Radiographic Sciences

Alumnus, Ratimo Aduke


researchRatimo Aduke is a graduate from the Radiographic Science Program at Idaho State University in the class of 2008.  After graduation he returned to his native country, and now lives in Kisumu, Kenya. While at ISU he performed his clinical rotations at Bingham Memorial Hospital, and the Blackfoot Medical Center in Blackfoot Idaho. Currently (2014) he teaches Radiographic Science in the Kenya Medical Training College. It is a public medical training institution that mostly trains allied health professionals. The college is found in several locations with campuses all over Kenya.
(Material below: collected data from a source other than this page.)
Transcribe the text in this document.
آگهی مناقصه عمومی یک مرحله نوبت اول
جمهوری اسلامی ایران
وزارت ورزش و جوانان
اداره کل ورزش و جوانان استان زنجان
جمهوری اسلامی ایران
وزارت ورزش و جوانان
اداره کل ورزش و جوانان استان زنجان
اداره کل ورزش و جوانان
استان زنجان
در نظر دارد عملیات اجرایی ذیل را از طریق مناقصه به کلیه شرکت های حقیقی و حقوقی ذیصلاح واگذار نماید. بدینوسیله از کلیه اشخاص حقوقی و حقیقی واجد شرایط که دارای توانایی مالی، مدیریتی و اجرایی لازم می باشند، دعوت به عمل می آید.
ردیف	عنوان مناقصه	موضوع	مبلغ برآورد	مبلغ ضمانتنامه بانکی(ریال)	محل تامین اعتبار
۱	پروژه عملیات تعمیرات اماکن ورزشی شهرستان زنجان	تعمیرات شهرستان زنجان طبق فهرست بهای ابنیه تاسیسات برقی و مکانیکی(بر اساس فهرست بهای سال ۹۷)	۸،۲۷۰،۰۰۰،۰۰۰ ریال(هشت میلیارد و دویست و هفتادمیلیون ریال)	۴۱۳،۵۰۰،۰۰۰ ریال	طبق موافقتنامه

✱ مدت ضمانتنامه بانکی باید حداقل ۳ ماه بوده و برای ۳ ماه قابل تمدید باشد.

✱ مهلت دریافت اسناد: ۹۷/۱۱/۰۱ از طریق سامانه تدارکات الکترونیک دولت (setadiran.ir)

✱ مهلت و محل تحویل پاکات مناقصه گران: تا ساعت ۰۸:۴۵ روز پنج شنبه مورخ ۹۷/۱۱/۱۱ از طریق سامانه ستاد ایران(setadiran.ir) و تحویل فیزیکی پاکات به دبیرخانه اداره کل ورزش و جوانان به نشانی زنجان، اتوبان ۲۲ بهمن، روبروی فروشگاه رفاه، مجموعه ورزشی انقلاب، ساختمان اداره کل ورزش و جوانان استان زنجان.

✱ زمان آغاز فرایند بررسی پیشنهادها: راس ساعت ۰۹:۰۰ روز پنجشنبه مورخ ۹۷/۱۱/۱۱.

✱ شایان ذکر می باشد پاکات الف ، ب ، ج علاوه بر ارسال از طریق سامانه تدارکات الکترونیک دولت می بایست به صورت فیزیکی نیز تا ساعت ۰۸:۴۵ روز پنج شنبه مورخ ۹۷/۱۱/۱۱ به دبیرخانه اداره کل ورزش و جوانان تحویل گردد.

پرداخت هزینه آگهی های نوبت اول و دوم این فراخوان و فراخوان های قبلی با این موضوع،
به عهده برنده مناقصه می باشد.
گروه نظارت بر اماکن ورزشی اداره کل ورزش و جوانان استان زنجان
The following text is Ratimo's own words:

"ISU prepared me uniquely for this position. I feel privileged that I was able to go to college there. The holistic education at ISU prepared me for different aspects of the job here. For example I am able to draw on my knowledge of public speaking and writing in teaching my classes. My involvement in student leadership in college has also enabled me to able to share ideas and be comfortable interacting and collaborating with the college leadership. The programs here are quite under resourced. We generally have no textbooks for lecturers so most of our material has to come from the internet. We do not have any anatomy labs so teaching A&P is a challenge, no skeletal models or other basic requirements of a medical training program. The public training hospital only has one functioning x-ray unit which breaks down from time to time. The CT machine has not worked in over a year. We are still a long way in terms of resources and training here. I feel quite lucky that I had the opportunity to go to ISU and train at the well equiped area hospitals. I realize that a lot of things I took for granted in training are not available here. Recently I reached out to my former lecturers at the ISU Radiographic Science department. Dan, Wendy and the office staff have been very generous. Right now I am expecting some textbooks that they have donated and are in the mail. I hope we can continue this collaboration. In hindsight I am glad I came back. Most medical professionals from this country who go to the west never come back so it's somewhat unusual. However, to be in this position where I can impart the skills and knowledge I acquired in Pocatello, inspite of the challenges, does give me a huge sense of humility."